Angry inmates at another closed camp on the island of Leros also clashed with riot police this week, after a demonstration calling for faster decisions on asylum applications escalated into a riot.

“It’s impossible to set a timetable for completing asylum applications,” says Epaminondas Farmakis, managing director of Solidarity Now, a Greek aid groupbacked by the billionaire financier George Soros. “Many cases are complicated and the Greek asylum service is still desperately understaffed. Meanwhile, we’re seeing dozens of EU asylum officers being rotated out of Greece without being replaced.”

Migrant arrivals in Greece have fallen since the EU-Turkey deal, which called for mass returns of migrants in return for visa-free travel for Turks in the EU’s Schengen zone, provided that Ankara reformed its terrorism laws to meet the bloc’s conditions.

Arrivals on the east Aegean Islands via smugglers’ boats from Turkey shrank to 6,300 between April and the end of June, compared with more than 62,000 in the same period last year.

Yet Greek authorities remain sharply critical of the deal, arguing that Turkey cannot be considered safe for all asylum seekers. Fewer than 500 arrivals since March 20, when the deal came into force, have been returned to Turkey, according to the Greek migration ministry.
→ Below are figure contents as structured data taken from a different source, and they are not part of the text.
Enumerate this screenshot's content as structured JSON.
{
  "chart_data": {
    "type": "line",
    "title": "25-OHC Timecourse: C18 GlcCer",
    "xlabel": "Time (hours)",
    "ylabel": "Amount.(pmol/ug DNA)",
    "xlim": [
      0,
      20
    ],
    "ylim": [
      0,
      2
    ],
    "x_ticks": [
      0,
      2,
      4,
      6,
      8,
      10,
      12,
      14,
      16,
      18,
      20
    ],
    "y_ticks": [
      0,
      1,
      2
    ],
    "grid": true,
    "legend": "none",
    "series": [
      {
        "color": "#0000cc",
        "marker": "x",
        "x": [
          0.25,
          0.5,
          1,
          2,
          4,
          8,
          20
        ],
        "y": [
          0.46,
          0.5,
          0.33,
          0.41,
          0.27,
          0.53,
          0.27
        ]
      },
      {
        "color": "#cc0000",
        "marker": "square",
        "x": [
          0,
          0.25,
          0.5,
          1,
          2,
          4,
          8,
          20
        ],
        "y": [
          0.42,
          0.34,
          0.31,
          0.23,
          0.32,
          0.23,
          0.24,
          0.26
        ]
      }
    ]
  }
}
One reason is that most of the recent arrivals on Lesbos and other islands are women, children and the elderly, who are deemed “vulnerable” under international law and cannot be deported. They are instead housed in secure accommodation by the Lesbos municipality and international aid agencies working on the island.

“We feel safe here. There are lots of volunteers, activities for the children and English lessons for me,” says Suha Al Najar, a Palestinian from the Syrian capital Damascus, who now lives in a shelter in a disused Lesbos hotel run by Caritas, a Catholic charity. Ms Al Najar, who has four children, says she was attacked on the first night that they stayed at Moria camp.

She worries that by the time her turn for relocation comes around, there may be no places left in the EU countries she would like to live in. She wants instead to emigrate to Canada.

“I just want my family to grow up in a stable, secure place,” she says.